I am finishing up escrow as a buyer. Seller listed through Redweek using their full service.
Gotta say that the go-between people have been helpful, straightforward and prompt in their replies.
Early on, they sent me a timeline and things have held very close to that timeline.
Negotiation was handled through the go-betweens also. I had no issue with the asking price, but I had caveats: I wanted seller to reserve specific weeks for next year, and wanted them to agree to have first usage be 2018 rather than 2017. This meant seller would have to take the responsibility to rent their 2017 week that had already reserved. Seller agreed and I never had to deal directly with them. There was no back and forth on this.
I also have another full-service Redweek purchase waiting on ROFR right now. I had the exact same caveats on that purchase and seller agreed. Was all handled through the full service.
The only money I was asked to put up front was a refundable $500 good faith deposit upon both parties signing purchase agreement. Seller also disclosed confirmations of the reservations of they made (go-betweens called Marriott to verify them).

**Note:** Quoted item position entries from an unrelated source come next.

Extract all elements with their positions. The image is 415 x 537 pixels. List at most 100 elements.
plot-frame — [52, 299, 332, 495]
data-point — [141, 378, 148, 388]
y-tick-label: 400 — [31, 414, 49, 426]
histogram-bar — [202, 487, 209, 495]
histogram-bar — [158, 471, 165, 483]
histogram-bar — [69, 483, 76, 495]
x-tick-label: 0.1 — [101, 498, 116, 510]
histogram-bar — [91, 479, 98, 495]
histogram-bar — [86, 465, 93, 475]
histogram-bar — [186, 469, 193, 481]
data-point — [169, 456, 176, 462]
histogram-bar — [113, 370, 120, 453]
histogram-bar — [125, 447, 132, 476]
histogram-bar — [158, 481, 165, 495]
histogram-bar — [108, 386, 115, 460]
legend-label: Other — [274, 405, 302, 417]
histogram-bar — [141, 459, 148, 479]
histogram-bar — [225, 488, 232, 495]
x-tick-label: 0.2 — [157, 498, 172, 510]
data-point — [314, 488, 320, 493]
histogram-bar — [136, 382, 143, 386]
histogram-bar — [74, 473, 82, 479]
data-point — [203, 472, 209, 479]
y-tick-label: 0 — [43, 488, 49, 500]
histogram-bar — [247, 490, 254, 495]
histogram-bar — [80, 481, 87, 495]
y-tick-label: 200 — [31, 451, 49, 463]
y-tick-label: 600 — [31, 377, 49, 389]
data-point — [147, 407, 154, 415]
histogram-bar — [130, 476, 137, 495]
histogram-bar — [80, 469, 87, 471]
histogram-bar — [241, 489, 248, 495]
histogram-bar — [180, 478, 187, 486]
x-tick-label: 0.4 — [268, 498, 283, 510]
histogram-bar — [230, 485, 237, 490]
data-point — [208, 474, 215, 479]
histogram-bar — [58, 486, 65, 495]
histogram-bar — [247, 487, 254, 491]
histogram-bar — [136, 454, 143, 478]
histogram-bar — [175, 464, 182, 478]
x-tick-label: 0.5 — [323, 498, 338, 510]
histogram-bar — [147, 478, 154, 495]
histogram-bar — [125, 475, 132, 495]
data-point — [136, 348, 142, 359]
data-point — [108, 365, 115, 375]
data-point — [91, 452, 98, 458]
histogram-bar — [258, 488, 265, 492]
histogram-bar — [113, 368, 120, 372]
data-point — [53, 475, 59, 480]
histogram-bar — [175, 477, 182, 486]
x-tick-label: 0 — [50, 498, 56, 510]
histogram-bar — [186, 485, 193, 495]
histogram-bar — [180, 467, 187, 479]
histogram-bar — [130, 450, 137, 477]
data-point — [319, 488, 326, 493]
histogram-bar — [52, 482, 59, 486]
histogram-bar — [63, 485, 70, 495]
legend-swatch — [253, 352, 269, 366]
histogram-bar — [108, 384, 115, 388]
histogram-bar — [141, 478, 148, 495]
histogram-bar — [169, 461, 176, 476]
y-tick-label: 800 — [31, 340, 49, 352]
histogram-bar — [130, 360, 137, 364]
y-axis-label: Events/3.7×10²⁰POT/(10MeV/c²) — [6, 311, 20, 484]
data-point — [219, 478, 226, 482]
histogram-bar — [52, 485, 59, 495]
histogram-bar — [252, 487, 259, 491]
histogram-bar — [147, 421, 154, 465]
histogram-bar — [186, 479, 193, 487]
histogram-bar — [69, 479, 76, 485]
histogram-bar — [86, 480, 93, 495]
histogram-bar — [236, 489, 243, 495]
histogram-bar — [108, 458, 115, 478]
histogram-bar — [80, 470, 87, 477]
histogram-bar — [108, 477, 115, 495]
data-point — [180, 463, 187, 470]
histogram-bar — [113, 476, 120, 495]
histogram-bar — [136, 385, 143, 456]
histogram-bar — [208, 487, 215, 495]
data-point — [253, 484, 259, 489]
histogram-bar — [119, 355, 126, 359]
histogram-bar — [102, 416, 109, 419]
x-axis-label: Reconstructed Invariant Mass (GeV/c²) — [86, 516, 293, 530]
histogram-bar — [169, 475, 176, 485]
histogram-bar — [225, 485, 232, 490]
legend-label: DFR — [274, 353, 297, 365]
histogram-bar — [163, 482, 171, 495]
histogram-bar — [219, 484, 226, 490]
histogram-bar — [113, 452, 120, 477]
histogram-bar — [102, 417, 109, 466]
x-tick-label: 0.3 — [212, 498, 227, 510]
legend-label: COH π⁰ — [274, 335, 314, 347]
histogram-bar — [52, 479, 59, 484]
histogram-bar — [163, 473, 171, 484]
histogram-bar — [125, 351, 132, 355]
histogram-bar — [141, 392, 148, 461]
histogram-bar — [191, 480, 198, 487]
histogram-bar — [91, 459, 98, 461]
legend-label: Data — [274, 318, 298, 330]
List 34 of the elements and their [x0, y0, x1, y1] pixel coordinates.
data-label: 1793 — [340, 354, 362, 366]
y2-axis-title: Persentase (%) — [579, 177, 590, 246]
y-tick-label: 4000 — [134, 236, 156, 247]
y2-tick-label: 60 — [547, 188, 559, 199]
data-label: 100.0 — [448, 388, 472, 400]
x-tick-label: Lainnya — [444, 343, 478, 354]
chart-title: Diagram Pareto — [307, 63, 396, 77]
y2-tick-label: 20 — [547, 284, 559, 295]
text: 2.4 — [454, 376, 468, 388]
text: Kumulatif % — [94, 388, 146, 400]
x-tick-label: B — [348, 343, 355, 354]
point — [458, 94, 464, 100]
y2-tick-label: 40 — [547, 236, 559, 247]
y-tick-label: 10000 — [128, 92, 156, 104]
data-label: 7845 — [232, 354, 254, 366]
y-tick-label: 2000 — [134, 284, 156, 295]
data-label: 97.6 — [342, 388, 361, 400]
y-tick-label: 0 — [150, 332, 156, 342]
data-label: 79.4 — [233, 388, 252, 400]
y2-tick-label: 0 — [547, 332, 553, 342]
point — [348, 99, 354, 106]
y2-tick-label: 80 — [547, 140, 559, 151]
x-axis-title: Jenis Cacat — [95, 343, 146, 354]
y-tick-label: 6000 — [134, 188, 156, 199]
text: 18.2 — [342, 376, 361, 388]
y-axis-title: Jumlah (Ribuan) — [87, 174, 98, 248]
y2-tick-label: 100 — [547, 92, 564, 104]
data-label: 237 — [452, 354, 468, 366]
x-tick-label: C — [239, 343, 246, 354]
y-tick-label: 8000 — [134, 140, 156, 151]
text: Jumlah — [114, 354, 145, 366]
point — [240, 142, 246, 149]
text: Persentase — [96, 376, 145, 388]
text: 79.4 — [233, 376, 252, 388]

As a BUYER, I would do the full service in a heartbeat (as it was totally paid for by seller). In fact, as a BUYER, I see it as a perk at this point. If I saw two listings for same price through Redweek and one was full service and the other not, I'd pick the full service.
Not sure I would use it as a seller. This is costing the seller a pretty penny ($525 on a $5500 sale).
I would say that the only difficulty I faced is in the way the closing docs were drawn up. I live in California and escrow was out of Florida, and this was for a Hawaii Marriott. The closing documents were not "notary-friendly" for the state of California, and three notaries I went to balked about following the instructions as stated in the docs. Had to do with lack of precise wording on notary page (as of new wording required 1/1/2015), and a page where notary was expected to give proof of being a notary, which is evidently hunky-dory for Florida notaries, but not for California notaries. I would have expected this company's legal department to draw up closing docs based on the state in which they will be notarized. However, after an E-mail exchange they quickly provided me with instructions on handling the docs for California. This all happened on a Saturday when their office was closed. That's pretty good service.